Document du Vatican sur le genre
Son objectif est de guider les familles et les éducateurs dans l’approche des transformations profondes qui marquent les relations entre garçons et filles, dans le contexte de la multiplication des études liées à la question du genre.
Cyprien Viet – Cité du Vatican
Le document (lien vers le texte intégral en pdf) dresse tout d’abord le constat d’une «urgence éducative» au sujet des «thèmes de l’affectivité et de la sexualité», en remarquant la diffusion de plus en plus fréquente de parcours éducatifs «véhiculant des conceptions de la personne et de la vie prétendument neutres, mais qui en réalité reflètent une anthropologie contraire à la foi et à la juste raison», dans un contexte de «désorientation anthropologique» qui prétend voir dans la différence homme-femme le simple effet d’un «conditionnement historico-culturel».
La Congrégation pour l’Éducation catholique explique que «la vision anthropologique chrétienne considère la sexualité comme une composante fondamentale de la personnalité, une de ses façons d’être, de se manifester, de communiquer avec les autres, de ressentir, d’exprimer et de vivre l’amour humain». C’est à partir de ce postulat que ce dicastère a élaboré ce document articulé autour de trois verbes : «écouter», «raisonner» et «proposer».
Les études sur le genre remettent en question l’altérité sexuelle
Le document met en lumière la différence entre l’idéologie du genre (appelée aussi aussi gender theory) et les diverses recherches sur le genre (gender studies) menées par les sciences humaines. Tandis que l’idéologie prétend, comme l’observe le pape François, «répondre à des aspirations parfois compréhensibles» mais cherche à «s’imposer comme une pensée unique qui détermine même l’éducation des enfants», il ne manque pas de recherches sur le genre «qui s’efforcent d’approfondir de manière appropriée la façon dont on vit dans les diverses cultures la différence sexuelle entre homme et femme. C’est en relation avec ces recherches qu’il est possible de s’ouvrir à l’écoute, au raisonnement et à la proposition.»
Le document trace un bref rappel historique des évolutions récentes dans les mentalités, au XXe siècle et au XXIe siècle, qui ont progressivement fait émerger l’idée que, «dans les relations interpersonnelles, seule compterait l’affection entre individus, indépendamment de la différence sexuelle et de la procréation, considérées comme négligeables pour la construction de la famille». Le nouveau modèle qui se diffuse correspond à «une vision purement contractuelle et volontariste». Depuis les années 1990 particulièrement, de plus en plus de chercheurs détachent la question du sexe de celle du genre, laissant la voie à une «dimension fluide, flexible, nomade», qui s’exprime notamment dans les thèmes du polyamour et de l’identité queer, qui sont de plus en plus présents dans les médias et dans le monde culturel.
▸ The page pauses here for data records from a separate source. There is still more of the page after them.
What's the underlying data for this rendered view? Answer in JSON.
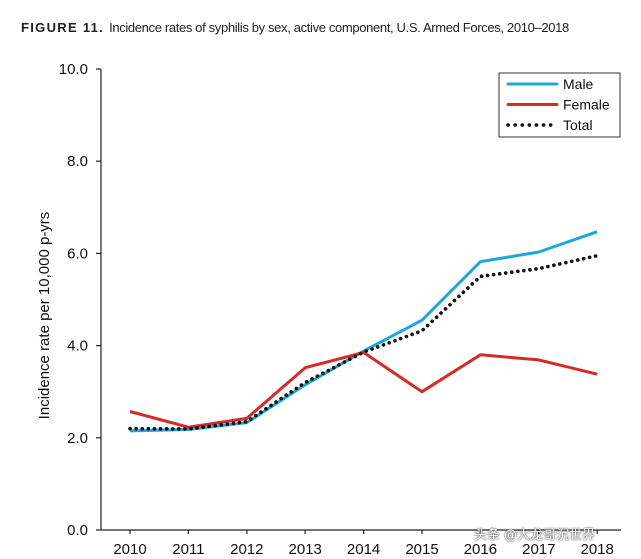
{
  "figure": {
    "label": "FIGURE 11.",
    "title": "Incidence rates of syphilis by sex, active component, U.S. Armed Forces, 2010–2018"
  },
  "chart_data": {
    "type": "line",
    "title": "Incidence rates of syphilis by sex, active component, U.S. Armed Forces, 2010–2018",
    "xlabel": "",
    "ylabel": "Incidence rate per 10,000 p-yrs",
    "categories": [
      "2010",
      "2011",
      "2012",
      "2013",
      "2014",
      "2015",
      "2016",
      "2017",
      "2018"
    ],
    "ylim": [
      0,
      10
    ],
    "yticks": [
      "0.0",
      "2.0",
      "4.0",
      "6.0",
      "8.0",
      "10.0"
    ],
    "grid": false,
    "legend_position": "top-right",
    "series": [
      {
        "name": "Male",
        "color": "#1ea7df",
        "style": "solid",
        "values": [
          2.15,
          2.18,
          2.33,
          3.15,
          3.88,
          4.55,
          5.82,
          6.03,
          6.47
        ]
      },
      {
        "name": "Female",
        "color": "#d42a2a",
        "style": "solid",
        "values": [
          2.57,
          2.23,
          2.42,
          3.52,
          3.85,
          3.0,
          3.8,
          3.69,
          3.38
        ]
      },
      {
        "name": "Total",
        "color": "#111111",
        "style": "dotted",
        "values": [
          2.2,
          2.19,
          2.35,
          3.2,
          3.86,
          4.32,
          5.5,
          5.67,
          5.95
        ]
      }
    ]
  },
  "watermark": "头条 @大龙哥沉世界"
}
Ces phénomènes, qui pouvaient pourtant sembler marginaux il y a peu, commencent à avoir une traduction juridique : «on en appelle à la reconnaissance publique de la liberté de choix du genre ainsi que de la pluralité d’unions en opposition au mariage entre homme et femme, considéré comme un héritage de la société patriarcale. On voudrait donc que chaque individu puisse choisir sa propre condition et que la société se limite à garantir ce droit, y compris par une aide matérielle, sans quoi on verrait se développer des formes de discrimination sociale vis-à-vis des minorités. La revendication de tels droits est entrée dans le débat politique actuel. Ils ont été accueillis dans plusieurs documents internationaux et insérés dans certaines législations nationales», est-il expliqué.
Les aspects positifs des études sur le genre
Cependant, dans une dialectique très nuancée, le document discerne toutefois des aspects positifs dans le développement des études de genre, et identifie des points de rencontre qui peuvent aider l’Église catholique à mieux transmettre le message de l’Évangile. «Il n’est pas rare, en effet, que les projets éducatifs aient l’exigence acceptable et appréciable de lutter contre toute expression de discrimination injuste. Ceux-ci poursuivent une action pédagogique, avant tout par la reconnaissance des retards et des manquements. En effet, on ne peut nier qu’au cours des siècles des formes de subordination injustes ne se soient présentées», indique le texte, reprenant des termes utilisés par le Pape François le 5 octobre 2017 lors de son discours devant l’Académie pontificale pour la Vie. «Elles ont tristement marqué l’histoire et ont eu une influence même à l’intérieur de l’Église. Cela a comporté des rigidités et des fixités qui ont retardé la nécessaire et progressive inculturation du message authentique par lequel Jésus proclamait l’égale dignité de l’homme et de la femme, donnant lieu à des accusations d’un certain masculinisme plus ou moins camouflé derrière des motivations religieuses.»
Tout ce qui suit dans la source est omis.